Median Line Market Analysis
by Thomas E. French
The Median Line (ML) method of market analysis was first developed by Professor Alan Hall Andrews,
a Massachusetts Institute of Technology (MIT) engineering graduate. The Median Line technique of
geometric technical analysis is also referred to by some as the Andrews line method. The purpose of a
Median Line is to predict a price point where the market will reverse.

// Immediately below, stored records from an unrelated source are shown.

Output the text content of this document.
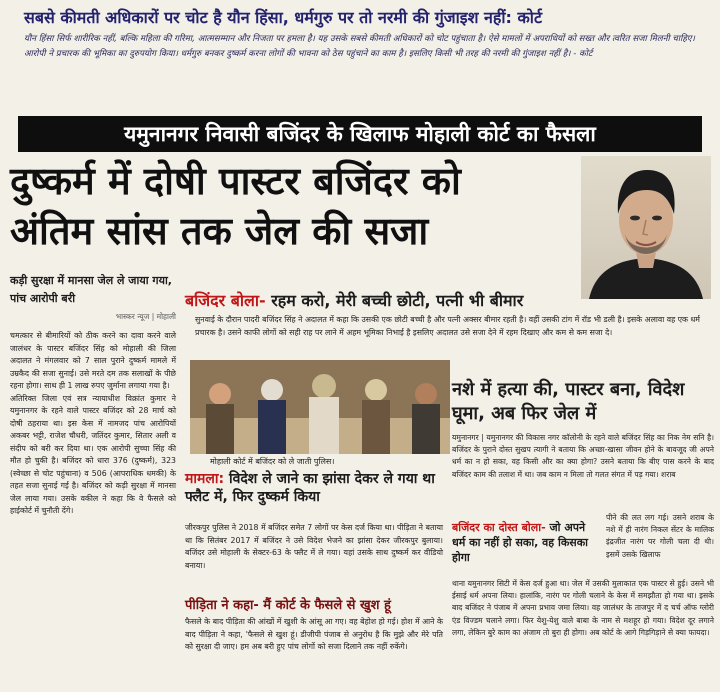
सबसे कीमती अधिकारों पर चोट है यौन हिंसा, धर्मगुरु पर तो नरमी की गुंजाइश नहीं: कोर्ट
यौन हिंसा सिर्फ शारीरिक नहीं, बल्कि महिला की गरिमा, आत्मसम्मान और निजता पर हमला है। यह उसके सबसे कीमती अधिकारों को चोट पहुंचाता है। ऐसे मामलों में अपराधियों को सख्त और त्वरित सजा मिलनी चाहिए। आरोपी ने प्रचारक की भूमिका का दुरुपयोग किया। धर्मगुरु बनकर दुष्कर्म करना लोगों की भावना को ठेस पहुंचाने का काम है। इसलिए किसी भी तरह की नरमी की गुंजाइश नहीं है। - कोर्ट
यमुनानगर निवासी बजिंदर के खिलाफ मोहाली कोर्ट का फैसला
दुष्कर्म में दोषी पास्टर बजिंदर को
अंतिम सांस तक जेल की सजा
कड़ी सुरक्षा में मानसा जेल ले जाया गया, पांच आरोपी बरी
भास्कर न्यूज | मोहाली
चमत्कार से बीमारियों को ठीक करने का दावा करने वाले जालंधर के पास्टर बजिंदर सिंह को मोहाली की जिला अदालत ने मंगलवार को 7 साल पुराने दुष्कर्म मामले में उम्रकैद की सजा सुनाई। उसे मरते दम तक सलाखों के पीछे रहना होगा। साथ ही 1 लाख रुपए जुर्माना लगाया गया है।
अतिरिक्त जिला एवं सत्र न्यायाधीश विक्रांत कुमार ने यमुनानगर के रहने वाले पास्टर बजिंदर को 28 मार्च को दोषी ठहराया था। इस केस में नामजद पांच आरोपियों अकबर भट्टी, राजेश चौधरी, जतिंदर कुमार, सितार अली व संदीप को बरी कर दिया था। एक आरोपी सुच्चा सिंह की मौत हो चुकी है। बजिंदर को धारा 376 (दुष्कर्म), 323 (स्वेच्छा से चोट पहुंचाना) व 506 (आपराधिक धमकी) के तहत सजा सुनाई गई है। बजिंदर को कड़ी सुरक्षा में मानसा जेल लाया गया। उसके वकील ने कहा कि वे फैसले को हाईकोर्ट में चुनौती देंगे।
बजिंदर बोला- रहम करो, मेरी बच्ची छोटी, पत्नी भी बीमार
सुनवाई के दौरान पादरी बजिंदर सिंह ने अदालत में कहा कि उसकी एक छोटी बच्ची है और पत्नी अक्सर बीमार रहती है। वहीं उसकी टांग में रॉड भी डली है। इसके अलावा वह एक धर्म प्रचारक है। उसने काफी लोगों को सही राह पर लाने में अहम भूमिका निभाई है इसलिए अदालत उसे सजा देने में रहम दिखाए और कम से कम सजा दे।
मोहाली कोर्ट में बजिंदर को ले जाती पुलिस।
मामला: विदेश ले जाने का झांसा देकर ले गया था फ्लैट में, फिर दुष्कर्म किया
जीरकपुर पुलिस ने 2018 में बजिंदर समेत 7 लोगों पर केस दर्ज किया था। पीड़िता ने बताया था कि सितंबर 2017 में बजिंदर ने उसे विदेश भेजने का झांसा देकर जीरकपुर बुलाया। बजिंदर उसे मोहाली के सेक्टर-63 के फ्लैट में ले गया। यहां उसके साथ दुष्कर्म कर वीडियो बनाया।
पीड़िता ने कहा- मैं कोर्ट के फैसले से खुश हूं
फैसले के बाद पीड़िता की आंखों में खुशी के आंसू आ गए। वह बेहोश हो गई। होश में आने के बाद पीड़िता ने कहा, 'फैसले से खुश हूं। डीजीपी पंजाब से अनुरोध है कि मुझे और मेरे पति को सुरक्षा दी जाए। हम अब बरी हुए पांच लोगों को सजा दिलाने तक नहीं रुकेंगे।
नशे में हत्या की, पास्टर बना, विदेश घूमा, अब फिर जेल में
यमुनानगर | यमुनानगर की विकास नगर कॉलोनी के रहने वाले बजिंदर सिंह का निक नेम सनि है। बजिंदर के पुराने दोस्त सुखप त्यागी ने बताया कि अच्छा-खासा जीवन होने के बावजूद जी अपने धर्म का न हो सका, वह किसी और का क्या होगा? उसने बताया कि बीए पास करने के बाद बजिंदर काम की तलाश में था। जब काम न मिला तो गलत संगत में पड़ गया। शराब
बजिंदर का दोस्त बोला- जो अपने धर्म का नहीं हो सका, वह किसका होगा
पीने की लत लग गई। उसने शराब के नशे में ही नारंग निकल सेंटर के मालिक इंद्रजीत नारंग पर गोली चला दी थी। इसमें उसके खिलाफ
थाना यमुनानगर सिटी में केस दर्ज हुआ था। जेल में उसकी मुलाकात एक पास्टर से हुई। उसने भी ईसाई धर्म अपना लिया। हालांकि, नारंग पर गोली चलाने के केस में समझौता हो गया था। इसके बाद बजिंदर ने पंजाब में अपना प्रभाव जमा लिया। वह जालंधर के ताजपुर में द चर्च ऑफ ग्लोरी एंड विज्डम चलाने लगा। फिर येशु-येशु वाले बाबा के नाम से मशहूर हो गया। विदेश दूर लगाने लगा, लेकिन बुरे काम का अंजाम तो बुरा ही होगा। अब कोर्ट के आगे गिड़गिड़ाने से क्या फायदा।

The basic concept behind the method is really simplicity itself, that of action and reaction. Andrews, who
I have worked closely with over the past couple of years studying and applying his methods, credits his
late friend Roger W. Babson (early 1930's) with helping him develop this technique. Babson applied Sir
Isaac Newton's law of physics, that actions and reactions are equal and opposite, to market analysis. From
these conceptual beginnings Andrews evolved his own method of market analysis.
The cornerstone of this entire approach is the Median Line (ML). Before exploring this further we should
define median. The dictionary states median means in the middle or a line that divides into two equal
parts. Charts 1, 2, and 3 graphically depict this concept. The dashed line represents a ML intersecting a
straight line at the point denoted by a circle. Note that regardless of the of the straight line, the ML
intercept represents a point where there exists an equal amount above as well as below the point of
intersection. This is indicated in Chart 1 where AB = BC, in Chart 2 where DE = EF, and in Chart 3
where GH = HI. The point to note in each case is that the ML actually bisects the straight line.